CTA 1’s MMA warp skips the K-loop and only consumes CLC responses.
Performance¶
2-CTA clusters double the effective tile size via distributed MMA, matching cuBLAS performance at ~1610 TFLOPS (~96% tensor core utilization). The complete source is at examples/blackwell_matmul/matmul_v6.py.
Blackwell matmul performance on B200 (M=N=K=8192, fp16). TFLOPS derived from NCU profiling. Peak TFLOPS estimated from cuBLAS tensor core utilization (96.6%).¶
What’s Next¶
V6 completes the tutorial series.
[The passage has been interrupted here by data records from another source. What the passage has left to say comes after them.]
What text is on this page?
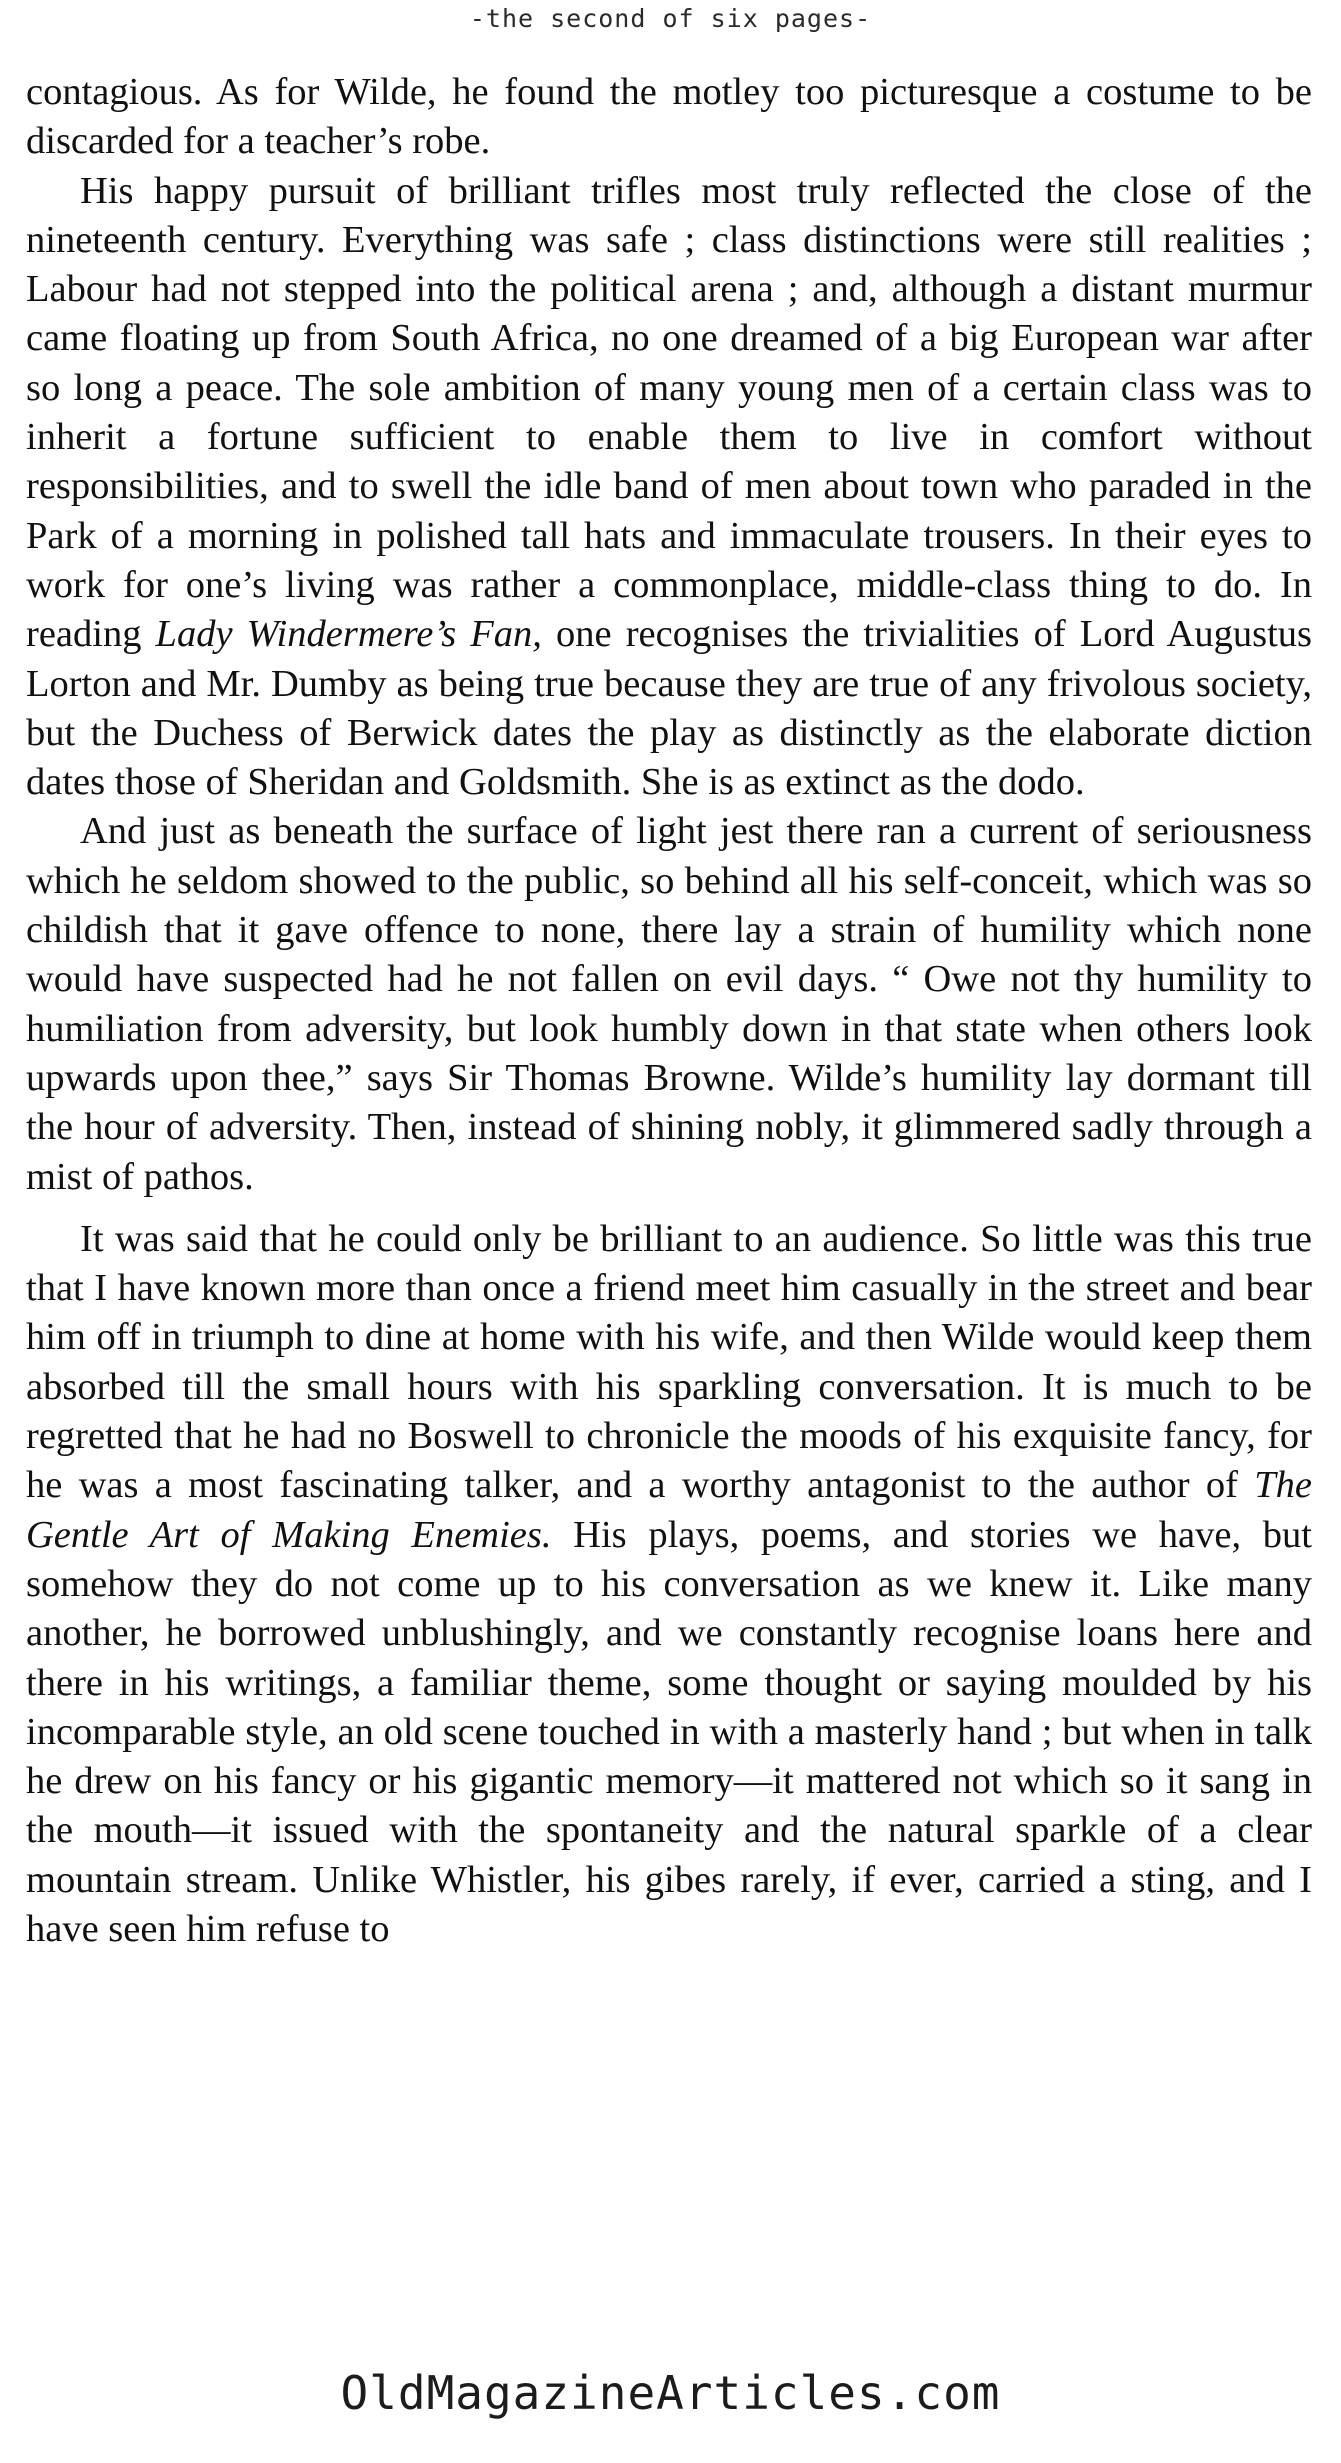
-the second of six pages-

contagious. As for Wilde, he found the motley too picturesque a costume to be discarded for a teacher’s robe.

His happy pursuit of brilliant trifles most truly reflected the close of the nineteenth century. Everything was safe ; class distinctions were still realities ; Labour had not stepped into the political arena ; and, although a distant murmur came floating up from South Africa, no one dreamed of a big European war after so long a peace. The sole ambition of many young men of a certain class was to inherit a fortune sufficient to enable them to live in comfort without responsibilities, and to swell the idle band of men about town who paraded in the Park of a morning in polished tall hats and immaculate trousers. In their eyes to work for one’s living was rather a commonplace, middle-class thing to do. In reading Lady Windermere’s Fan, one recognises the trivialities of Lord Augustus Lorton and Mr. Dumby as being true because they are true of any frivolous society, but the Duchess of Berwick dates the play as distinctly as the elaborate diction dates those of Sheridan and Goldsmith. She is as extinct as the dodo.

And just as beneath the surface of light jest there ran a current of seriousness which he seldom showed to the public, so behind all his self-conceit, which was so childish that it gave offence to none, there lay a strain of humility which none would have suspected had he not fallen on evil days. “ Owe not thy humility to humiliation from adversity, but look humbly down in that state when others look upwards upon thee,” says Sir Thomas Browne. Wilde’s humility lay dormant till the hour of adversity. Then, instead of shining nobly, it glimmered sadly through a mist of pathos.

It was said that he could only be brilliant to an audience. So little was this true that I have known more than once a friend meet him casually in the street and bear him off in triumph to dine at home with his wife, and then Wilde would keep them absorbed till the small hours with his sparkling conversation. It is much to be regretted that he had no Boswell to chronicle the moods of his exquisite fancy, for he was a most fascinating talker, and a worthy antagonist to the author of The Gentle Art of Making Enemies. His plays, poems, and stories we have, but somehow they do not come up to his conversation as we knew it. Like many another, he borrowed unblushingly, and we constantly recognise loans here and there in his writings, a familiar theme, some thought or saying moulded by his incomparable style, an old scene touched in with a masterly hand ; but when in talk he drew on his fancy or his gigantic memory—it mattered not which so it sang in the mouth—it issued with the spontaneity and the natural sparkle of a clear mountain stream. Unlike Whistler, his gibes rarely, if ever, carried a sting, and I have seen him refuse to

OldMagazineArticles.com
Starting from a minimal single-warp kernel (V0), we progressively added TMA loads (V1), software pipelining (V2), warp specialization (V3), tile rasterization and a pipeline abstraction (V4), CLC persistent scheduling with a pipelined epilogue (V5), and finally 2-CTA clusters with distributed MMA (V6). Together, these optimizations bring the kernel to vendor-library-level performance on NVIDIA Blackwell GPUs.